United States v. Ray C. Broce and Broce Construction Company, Inc.

concurring in part and dissenting in part.

This case presents a difficult problem concerning the Double Jeopardy Clause of the Fifth Amendment, which declares that no person shall be “subject for the same offense to be twice put in jeopardy of life or limb....” I agree that defendants’ guilty pleas did not forfeit their right to challenge the indictments on double jeopardy grounds. I must respectfully disagree, however, with the broad conclusion that the Double Jeopardy Clause embodies not “an individual right which is subject to waiver,”1 but an “absolute inhibition” upon government. See Majority Op. at 795. Although alluring for its clarity in an area of law which is anything but clear, in my view such a rule conflicts with the •Supreme Court’s consistent approval of knowing and voluntary waivers of constitutional rights. I also disagree with the conclusion that this case must be remanded to determine whether the Double Jeopardy Clause was in fact violated. I would hold that it has been and would vacate the second Sherman Act conspiracy conviction and sentence.

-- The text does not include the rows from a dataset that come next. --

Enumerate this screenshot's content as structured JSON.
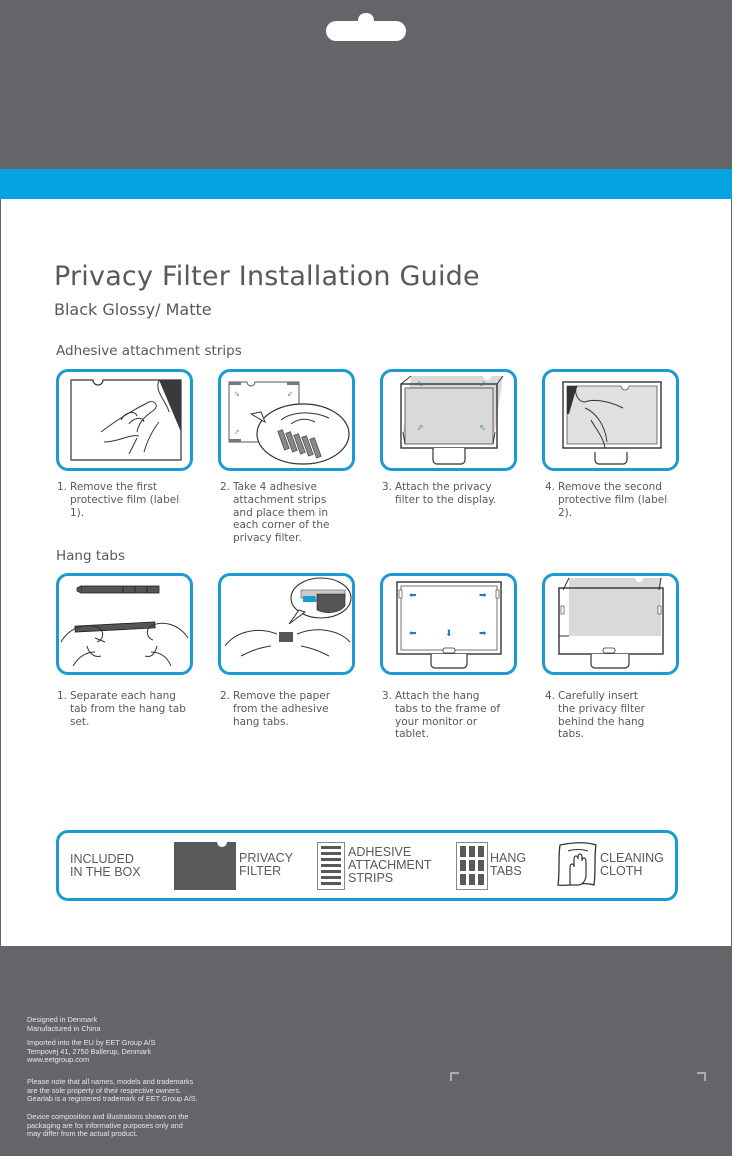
{
  "header": {
    "title": "Privacy Filter Installation Guide",
    "subtitle": "Black Glossy/ Matte"
  },
  "colors": {
    "grey_band": "#646569",
    "accent_blue": "#06a3e0",
    "card_border": "#1b9ad3",
    "text": "#58595b"
  },
  "sections": [
    {
      "heading": "Adhesive attachment strips",
      "steps": [
        {
          "num": "1.",
          "text": "Remove the first protective film (label 1).",
          "illustration": "peel-film-icon"
        },
        {
          "num": "2.",
          "text": "Take 4 adhesive attachment strips and place them in each corner of the privacy filter.",
          "illustration": "adhesive-strips-icon"
        },
        {
          "num": "3.",
          "text": "Attach the privacy filter to the display.",
          "illustration": "attach-filter-monitor-icon"
        },
        {
          "num": "4.",
          "text": "Remove the second protective film (label 2).",
          "illustration": "peel-second-film-icon"
        }
      ]
    },
    {
      "heading": "Hang tabs",
      "steps": [
        {
          "num": "1.",
          "text": "Separate each hang tab from the hang tab set.",
          "illustration": "separate-hang-tabs-icon"
        },
        {
          "num": "2.",
          "text": "Remove the paper from the adhesive hang tabs.",
          "illustration": "remove-paper-icon"
        },
        {
          "num": "3.",
          "text": "Attach the hang tabs to the frame of your monitor or tablet.",
          "illustration": "attach-hang-tabs-icon"
        },
        {
          "num": "4.",
          "text": "Carefully insert the privacy filter behind the hang tabs.",
          "illustration": "insert-filter-icon"
        }
      ]
    }
  ],
  "included_box": {
    "heading": "INCLUDED\nIN THE BOX",
    "items": [
      {
        "label": "PRIVACY\nFILTER",
        "icon": "privacy-filter-icon"
      },
      {
        "label": "ADHESIVE\nATTACHMENT\nSTRIPS",
        "icon": "adhesive-strips-icon"
      },
      {
        "label": "HANG\nTABS",
        "icon": "hang-tabs-icon"
      },
      {
        "label": "CLEANING\nCLOTH",
        "icon": "cleaning-cloth-icon"
      }
    ]
  },
  "footer": {
    "origin": "Designed in Denmark\nManufactured in China",
    "importer": "Imported into the EU by EET Group A/S\nTempovej 41, 2750 Ballerup, Denmark\nwww.eetgroup.com",
    "trademark": "Please note that all names, models and trademarks\nare the sole property of their respective owners.\nGearlab is a registered trademark of EET Group A/S.",
    "disclaimer": "Device composition and illustrations shown on the\npackaging are for informative purposes only and\nmay differ from the actual product."
  }
}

The notion of waiver embodies the aspiration that individuals should be entitled to decide for themselves whether to invoke constitutional protections. As the Supreme *800Court stated in Adams v. United States ex rel. McCann, 317 U.S. 269, 279-80, 63 S.Ct. 236, 241-42, 87 L.Ed. 268 (1942):

“[T]he procedural safeguards of the Bill of Rights are not to be treated as mechanical rigidities. What were contrived as protections for the accused should not be turned into fetters_
“... When the administration of the criminal law in the federal courts is hedged about as it is by the Constitutional safeguards for the protection of an accused, to deny him in the exercise of his free choice the right to dispense with some of these safeguards ... is to imprison [him] ... in his privileges and call it the Constitution.”

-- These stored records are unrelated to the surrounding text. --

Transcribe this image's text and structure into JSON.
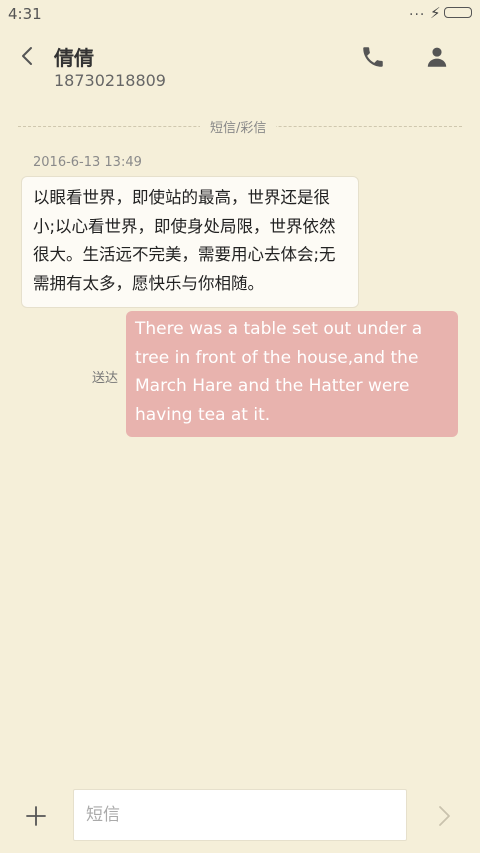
{
  "status_bar": {
    "time": "4:31",
    "dots": "...",
    "bolt": "⚡"
  },
  "header": {
    "contact_name": "倩倩",
    "contact_number": "18730218809"
  },
  "conversation": {
    "divider_label": "短信/彩信",
    "timestamp": "2016-6-13 13:49",
    "incoming_message": "以眼看世界，即使站的最高，世界还是很小;以心看世界，即使身处局限，世界依然很大。生活远不完美，需要用心去体会;无需拥有太多，愿快乐与你相随。",
    "outgoing_status": "送达",
    "outgoing_message": "There was a table set out under a tree in front of the house,and the March Hare and the Hatter were having tea at it."
  },
  "composer": {
    "placeholder": "短信"
  },
  "colors": {
    "background": "#f5efd9",
    "incoming_bubble": "#fdfbf5",
    "outgoing_bubble": "#e8b3ae",
    "icon": "#555555"
  },
  "icons": {
    "back": "back-icon",
    "call": "phone-icon",
    "profile": "person-icon",
    "attach": "plus-icon",
    "send": "send-icon"
  }
}
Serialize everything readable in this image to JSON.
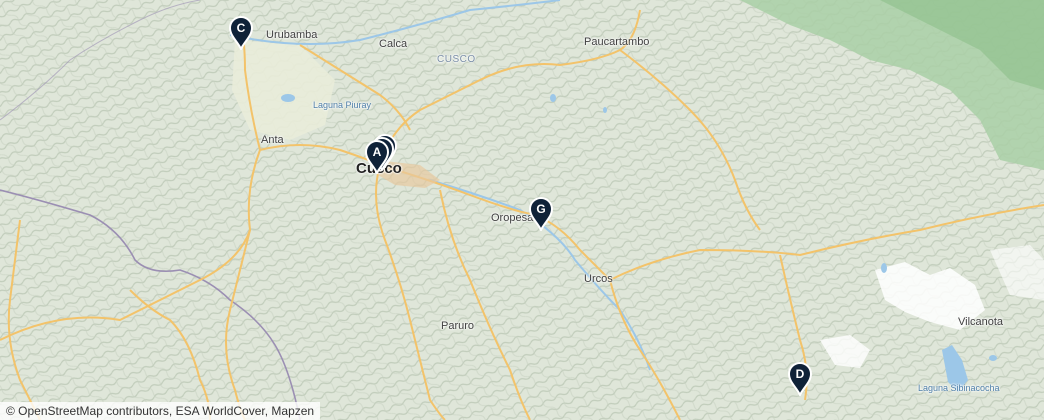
{
  "places": {
    "urubamba": "Urubamba",
    "calca": "Calca",
    "cusco_region": "CUSCO",
    "paucartambo": "Paucartambo",
    "laguna_piuray": "Laguna Piuray",
    "anta": "Anta",
    "cusco": "Cusco",
    "oropesa": "Oropesa",
    "urcos": "Urcos",
    "paruro": "Paruro",
    "vilcanota": "Vilcanota",
    "laguna_sibinacocha": "Laguna Sibinacocha"
  },
  "markers": [
    {
      "id": "A",
      "label": "A"
    },
    {
      "id": "C",
      "label": "C"
    },
    {
      "id": "G",
      "label": "G"
    },
    {
      "id": "D",
      "label": "D"
    }
  ],
  "attribution": "© OpenStreetMap contributors, ESA WorldCover, Mapzen",
  "colors": {
    "terrain": "#dfe6d9",
    "forest": "#a9cfa6",
    "snow": "#ffffff",
    "road": "#f3c36a",
    "water": "#9cc7e8",
    "marker": "#0f2238",
    "border": "#9b8fb3"
  }
}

The Court has thus consistently allowed criminal defendants to relinquish constitutional rights. See, e.g., Garner v. United States, 424 U.S. 648, 96 S.Ct. 1178, 47 L.Ed.2d 370 (1976) (freedom from self-incrimination); Barker v. Wingo, 407 U.S. 514, 92 S.Ct. 2182, 33 L.Ed.2d 101 (1972) (speedy trial); Boykin v. Alabama, 395 U.S. 238, 89 S.Ct. 1709, 23 L.Ed.2d 274 (1969) (trial of any kind); Brookhart v. Janis, 384 U.S. 1, 86 S.Ct. 1245, 16 L.Ed.2d 314 (1966) (confrontation of witnesses); Fay v. Noia, 372 U.S. 391, 83 S.Ct. 822, 9 L.Ed.2d 837 (1963) (claims otherwise reviewable via habeas corpus); Adams, 317 U.S. 269, 63 S.Ct. 236 (counsel and jury trial). To be sure, the waiver of any such right must be knowing and voluntary, and courts should “ ‘indulge every reasonable presumption against waiver_Johnson v. Zerbst, 304 U.S. 458, 464, 58 S.Ct. 1019, 1023, 82 L.Ed. 1461 (1938) (citations omitted); see also Tigar, The Supreme Court, 1969 Term, Forward: Waiver of Constitutional Rights: Disquiet in the Citadel, 84 Harv.L.Rev. 1 (1970). When these conditions are properly fulfilled, the relinquishment of constitutional rights is permissible.

The Court has countenanced no exception for the Double Jeopardy Clause. In the seminal case of Kepner v. United States,

195 U.S. 100, 24 S.Ct. 797, 49 L.Ed. 114 (1904), the Court characterized freedom from double jeopardy as a right which may not be denied a defendant “ ‘without his consent.’ ” Id. at 131, 24 S.Ct. at 805 (quoting 1 Bishop, Criminal Law § 1026 (5th ed.)). In Green v. United States, 355 U.S. 184, 78 S.Ct. 221, 2 L.Ed.2d 199 (1957), the Court described the right in ostensibly personal terms:

“The constitutional prohibition against ‘double jeopardy’ was designed to protect an individual from being subjected to the hazards of trial and possible conviction more than once for an alleged offense ....
“... The underlying idea, one that is deeply ingrained in at least the Anglo-American system of jurisprudence, is that the State with all its resources and power should not be allowed to make repeated attempts to convict an individual for an alleged offense, thereby subjecting him to embarrassment, expense and ordeal and compelling him to live in a continuing state of anxiety and insecurity, as well as enhancing the possiblity that even though innocent he may be found guilty.”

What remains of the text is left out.